Dhaka, Bangladesh, Dec 15, (V7N )– The Bangladesh Bank (BB) is set to introduce the “Bank Resolution Act”, a comprehensive legal framework aimed at stabilizing the banking sector by enabling measures such as mergers, acquisitions, liquidations, recapitalization, and consolidation for struggling banks.
BB Governor Dr. Ahsan H Mansur shared updates on the legislation, stating, "We’ve completed the draft, and both the World Bank and the International Monetary Fund have reviewed it. Currently, it’s under evaluation by an international expert consultant."
Dr. Mansur emphasized that the new law would allow for swift policy actions to address crises in the banking industry, which has been plagued by liquidity shortages and loan-related irregularities.
The central bank has already initiated reforms, including the formation of a task force to assess and stabilize the struggling banking sector. Measures include:
Liquidity support for crisis-hit banks.
Dissolution of boards in 12 banks to curb undue influence from shareholder families.
Asset Quality Reviews (AQRs) by international firms like Deloitte to evaluate loan recoverability.
Collaborations with global institutions like the World Bank, IMF, and ADB for technical assistance.
Dr. Mansur detailed how the banking sector suffered during the previous regime, citing that Taka 2.5 trillion was siphoned by a few families with support from the ousted Awami League government. As a result, 10-11 banks became financially unstable, leading to depositor panic.
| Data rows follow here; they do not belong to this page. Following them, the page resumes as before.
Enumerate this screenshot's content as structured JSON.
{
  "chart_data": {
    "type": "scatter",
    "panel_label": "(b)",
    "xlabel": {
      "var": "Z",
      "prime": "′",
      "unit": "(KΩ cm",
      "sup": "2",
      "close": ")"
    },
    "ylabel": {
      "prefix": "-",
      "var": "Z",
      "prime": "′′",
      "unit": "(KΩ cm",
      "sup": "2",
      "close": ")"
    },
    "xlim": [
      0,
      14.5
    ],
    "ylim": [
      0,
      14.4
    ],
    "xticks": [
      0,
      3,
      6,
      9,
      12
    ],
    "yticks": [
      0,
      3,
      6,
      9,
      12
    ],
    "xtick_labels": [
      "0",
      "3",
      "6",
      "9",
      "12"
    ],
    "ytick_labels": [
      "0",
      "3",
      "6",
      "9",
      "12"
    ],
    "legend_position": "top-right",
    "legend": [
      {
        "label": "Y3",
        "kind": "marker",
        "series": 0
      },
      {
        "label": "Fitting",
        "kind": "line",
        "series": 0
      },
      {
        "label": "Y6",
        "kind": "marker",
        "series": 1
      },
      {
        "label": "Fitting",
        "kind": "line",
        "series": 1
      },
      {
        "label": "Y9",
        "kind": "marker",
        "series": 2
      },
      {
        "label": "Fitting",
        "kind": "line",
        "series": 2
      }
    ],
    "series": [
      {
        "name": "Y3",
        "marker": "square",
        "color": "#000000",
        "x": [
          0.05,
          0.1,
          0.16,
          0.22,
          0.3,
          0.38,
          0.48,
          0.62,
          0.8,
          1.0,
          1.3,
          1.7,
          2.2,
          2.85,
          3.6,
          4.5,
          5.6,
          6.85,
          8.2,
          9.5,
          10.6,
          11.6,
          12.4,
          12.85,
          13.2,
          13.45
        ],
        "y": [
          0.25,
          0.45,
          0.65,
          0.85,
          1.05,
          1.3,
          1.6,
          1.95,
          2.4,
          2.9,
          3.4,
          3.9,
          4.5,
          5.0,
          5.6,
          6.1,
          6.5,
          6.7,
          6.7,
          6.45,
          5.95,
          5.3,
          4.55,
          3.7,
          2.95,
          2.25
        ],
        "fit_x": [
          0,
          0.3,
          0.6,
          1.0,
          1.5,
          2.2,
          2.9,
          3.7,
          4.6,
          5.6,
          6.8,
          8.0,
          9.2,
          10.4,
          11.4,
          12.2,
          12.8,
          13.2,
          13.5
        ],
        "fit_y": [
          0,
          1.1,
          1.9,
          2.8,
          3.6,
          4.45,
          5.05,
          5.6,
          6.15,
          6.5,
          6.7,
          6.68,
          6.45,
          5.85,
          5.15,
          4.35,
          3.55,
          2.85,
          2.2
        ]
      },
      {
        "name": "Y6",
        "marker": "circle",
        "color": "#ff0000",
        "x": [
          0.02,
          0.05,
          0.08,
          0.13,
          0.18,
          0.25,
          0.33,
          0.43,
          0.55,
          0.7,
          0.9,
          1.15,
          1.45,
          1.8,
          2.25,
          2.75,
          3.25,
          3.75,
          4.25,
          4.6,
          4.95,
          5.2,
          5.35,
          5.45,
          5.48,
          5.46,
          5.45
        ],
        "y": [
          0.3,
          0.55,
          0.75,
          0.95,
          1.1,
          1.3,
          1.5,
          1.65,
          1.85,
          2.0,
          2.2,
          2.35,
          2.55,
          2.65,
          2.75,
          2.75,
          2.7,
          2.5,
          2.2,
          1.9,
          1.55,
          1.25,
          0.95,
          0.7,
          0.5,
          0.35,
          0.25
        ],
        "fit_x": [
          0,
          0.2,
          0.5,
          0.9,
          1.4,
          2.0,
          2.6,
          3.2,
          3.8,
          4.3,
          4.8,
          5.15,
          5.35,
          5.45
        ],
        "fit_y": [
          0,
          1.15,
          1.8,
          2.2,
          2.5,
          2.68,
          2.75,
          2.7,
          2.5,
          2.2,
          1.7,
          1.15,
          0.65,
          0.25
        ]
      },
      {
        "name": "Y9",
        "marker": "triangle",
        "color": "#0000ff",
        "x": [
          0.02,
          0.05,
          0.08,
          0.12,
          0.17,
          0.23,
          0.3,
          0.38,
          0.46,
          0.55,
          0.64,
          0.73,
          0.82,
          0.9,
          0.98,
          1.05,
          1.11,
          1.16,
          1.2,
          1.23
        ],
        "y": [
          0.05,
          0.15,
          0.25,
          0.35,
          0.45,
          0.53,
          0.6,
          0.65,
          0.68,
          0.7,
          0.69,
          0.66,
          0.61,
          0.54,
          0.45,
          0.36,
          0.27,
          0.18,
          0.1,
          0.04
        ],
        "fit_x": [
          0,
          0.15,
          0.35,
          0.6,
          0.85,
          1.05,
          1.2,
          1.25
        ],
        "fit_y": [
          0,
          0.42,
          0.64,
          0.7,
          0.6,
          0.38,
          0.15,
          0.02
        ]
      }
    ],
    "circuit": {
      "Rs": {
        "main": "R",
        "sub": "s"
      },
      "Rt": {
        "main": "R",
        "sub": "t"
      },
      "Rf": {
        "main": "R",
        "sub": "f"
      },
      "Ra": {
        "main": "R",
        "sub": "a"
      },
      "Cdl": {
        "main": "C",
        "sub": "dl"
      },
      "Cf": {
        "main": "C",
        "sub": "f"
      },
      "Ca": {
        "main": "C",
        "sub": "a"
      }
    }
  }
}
“We’ve halted such offenses since taking office and are now working to recover the stolen money," Dr. Mansur said, adding that 10-20% of the funds could be retrieved from domestic assets.
Efforts are underway to repatriate laundered money with assistance from international agencies like the U.S. Department of the Treasury and the British Intelligence and Security Committee.
Despite the challenges, Dr. Mansur remains optimistic about the sector’s recovery, predicting stability within two to three years.
The "Bank Resolution Act" will serve as a critical tool in this effort, alongside ongoing collaborations with international partners to address financial irregularities and strengthen governance.